自衛官の2022年度の定数は約24万7千人だが、実数は約22万8千人と約1万9千人少ない。過去10年、充足率は91~94%程度で推移。18歳以上が対象となる任期制の自衛官候補生の採用年齢の上限を、18年に26歳から32歳に引き上げたものの、改善は乏しく、応募者数はこの10年で3割ほど減った。
防衛省は今年2月、「人的基盤の強化に関する有識者検討会」を設置。先月まとめられた報告書は冒頭、「どれだけ高度な装備品等を揃(そろ)えようと、運用する人材の確保がままならなければ、防衛力を発揮することはできない」として、人材確保は装備品の整備と並ぶ「車の両輪」と位置づけた。
給与・手当の見直しやハラスメントの根絶を含む勤務・生活環境の改善、育児・介護との両立や再就職への支援強化などを提言。サイバーや宇宙といった分野で、民間の高度人材を、任期付きの高い給与で採用する制度の新設も求めた。
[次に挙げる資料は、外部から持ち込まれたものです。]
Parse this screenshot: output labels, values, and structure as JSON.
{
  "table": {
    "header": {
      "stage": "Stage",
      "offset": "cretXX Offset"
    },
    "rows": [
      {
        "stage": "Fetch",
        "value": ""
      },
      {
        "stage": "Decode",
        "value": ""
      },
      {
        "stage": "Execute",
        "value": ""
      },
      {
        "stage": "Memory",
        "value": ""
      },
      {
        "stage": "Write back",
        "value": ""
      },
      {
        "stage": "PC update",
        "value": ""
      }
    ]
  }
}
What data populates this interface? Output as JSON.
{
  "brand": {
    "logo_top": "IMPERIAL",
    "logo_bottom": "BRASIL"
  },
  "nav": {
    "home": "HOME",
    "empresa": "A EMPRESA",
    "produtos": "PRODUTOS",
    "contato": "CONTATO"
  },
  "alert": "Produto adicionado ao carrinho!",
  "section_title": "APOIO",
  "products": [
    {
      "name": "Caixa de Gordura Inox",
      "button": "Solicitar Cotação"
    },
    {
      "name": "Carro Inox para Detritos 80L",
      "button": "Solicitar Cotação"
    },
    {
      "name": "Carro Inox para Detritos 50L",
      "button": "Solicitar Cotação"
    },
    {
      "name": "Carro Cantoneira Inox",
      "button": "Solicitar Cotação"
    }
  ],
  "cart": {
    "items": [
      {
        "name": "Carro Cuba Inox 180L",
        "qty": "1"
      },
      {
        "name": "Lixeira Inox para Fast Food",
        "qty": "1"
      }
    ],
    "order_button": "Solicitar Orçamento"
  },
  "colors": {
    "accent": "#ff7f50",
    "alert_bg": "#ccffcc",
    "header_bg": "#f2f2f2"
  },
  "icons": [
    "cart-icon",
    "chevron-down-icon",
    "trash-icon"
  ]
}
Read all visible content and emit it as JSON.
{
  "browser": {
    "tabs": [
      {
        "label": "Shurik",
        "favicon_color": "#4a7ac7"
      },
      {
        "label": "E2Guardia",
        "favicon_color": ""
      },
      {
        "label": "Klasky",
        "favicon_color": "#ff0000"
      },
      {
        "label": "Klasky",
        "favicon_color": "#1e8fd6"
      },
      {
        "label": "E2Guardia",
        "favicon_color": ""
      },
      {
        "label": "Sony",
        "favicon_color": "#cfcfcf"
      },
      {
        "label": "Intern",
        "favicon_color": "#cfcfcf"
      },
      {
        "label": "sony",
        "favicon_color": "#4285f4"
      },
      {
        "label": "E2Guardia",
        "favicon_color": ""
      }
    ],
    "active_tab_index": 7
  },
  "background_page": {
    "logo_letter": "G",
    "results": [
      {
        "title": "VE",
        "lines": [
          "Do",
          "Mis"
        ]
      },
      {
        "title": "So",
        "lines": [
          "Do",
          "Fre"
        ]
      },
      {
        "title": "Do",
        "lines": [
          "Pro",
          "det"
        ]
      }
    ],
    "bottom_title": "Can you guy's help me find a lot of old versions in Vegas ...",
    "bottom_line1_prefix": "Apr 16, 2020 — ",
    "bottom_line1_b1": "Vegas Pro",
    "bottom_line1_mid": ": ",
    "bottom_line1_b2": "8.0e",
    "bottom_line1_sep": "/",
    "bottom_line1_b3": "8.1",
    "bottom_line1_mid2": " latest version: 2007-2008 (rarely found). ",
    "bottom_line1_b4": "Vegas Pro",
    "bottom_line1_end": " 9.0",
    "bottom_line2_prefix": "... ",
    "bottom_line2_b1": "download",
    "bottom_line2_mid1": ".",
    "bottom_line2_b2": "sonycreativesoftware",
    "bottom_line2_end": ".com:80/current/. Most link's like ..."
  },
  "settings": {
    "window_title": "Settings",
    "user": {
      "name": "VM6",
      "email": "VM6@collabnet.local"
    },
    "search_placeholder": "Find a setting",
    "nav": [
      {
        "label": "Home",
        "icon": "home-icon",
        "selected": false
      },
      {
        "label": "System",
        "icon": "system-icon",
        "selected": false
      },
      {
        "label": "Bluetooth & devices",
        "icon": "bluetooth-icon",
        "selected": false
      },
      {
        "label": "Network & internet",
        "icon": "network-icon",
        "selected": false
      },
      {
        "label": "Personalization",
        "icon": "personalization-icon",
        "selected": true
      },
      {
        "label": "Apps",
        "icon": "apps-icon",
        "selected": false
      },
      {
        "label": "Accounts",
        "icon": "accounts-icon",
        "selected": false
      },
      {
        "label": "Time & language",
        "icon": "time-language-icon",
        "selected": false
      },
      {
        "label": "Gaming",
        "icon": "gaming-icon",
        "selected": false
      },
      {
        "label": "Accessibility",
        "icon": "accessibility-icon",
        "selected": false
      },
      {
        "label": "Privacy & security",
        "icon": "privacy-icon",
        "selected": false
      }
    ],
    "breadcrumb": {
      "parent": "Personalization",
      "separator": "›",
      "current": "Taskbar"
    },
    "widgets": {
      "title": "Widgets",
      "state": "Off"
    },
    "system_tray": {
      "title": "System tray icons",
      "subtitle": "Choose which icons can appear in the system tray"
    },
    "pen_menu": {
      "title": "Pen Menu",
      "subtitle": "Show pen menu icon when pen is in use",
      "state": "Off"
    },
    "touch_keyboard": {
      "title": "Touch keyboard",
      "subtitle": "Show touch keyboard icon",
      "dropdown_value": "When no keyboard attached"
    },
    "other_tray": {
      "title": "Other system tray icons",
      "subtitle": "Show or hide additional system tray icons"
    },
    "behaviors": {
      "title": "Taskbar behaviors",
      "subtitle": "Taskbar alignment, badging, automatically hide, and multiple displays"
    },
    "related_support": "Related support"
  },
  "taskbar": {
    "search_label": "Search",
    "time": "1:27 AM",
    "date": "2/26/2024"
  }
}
若者の生活スタイルや意識を念頭に、基地や駐屯地内への居住の義務付けや、髪形や髪色のルールなどの服務規律の見直しも盛り込まれた。
さまざまな取り組みを、地道に進める必要はある。ただ、採用難の根本には、出生数の減少による若者人口の先細りという厳然たる現実がある。ハラスメントの一掃は当然だが、処遇や職場環境の手直しだけで、問題が解決するわけではない。
省力化を可能な限り進めつつ、限られた資源を優先順位をつけて配分する。人口減を踏まえた防衛力の整備という考え方も必要なのではないか。
安保3文書の改定を受け、防衛力抜本的強化「元年」と位置づけた今年度予算では、敵基地攻撃に使える長射程ミサイルの導入など装備の拡充に比べ、人的基盤の強化に向けた具体策は乏しかった。装備と要員のバランスを欠いたままでは、防衛力強化の看板も「絵に描いた餅」になるだろう。
そもそも、防衛費の大幅増は、「総額ありき」で、現場の声を反映した「積み上げ」が不十分だった、という指摘がある。上から性急に増やした任務や装備が、第一線に無理を強いてはいないか。人口にしろ、経済・財政にしろ、国の力に見合った、地に足のついた態勢の整備こそが求められる。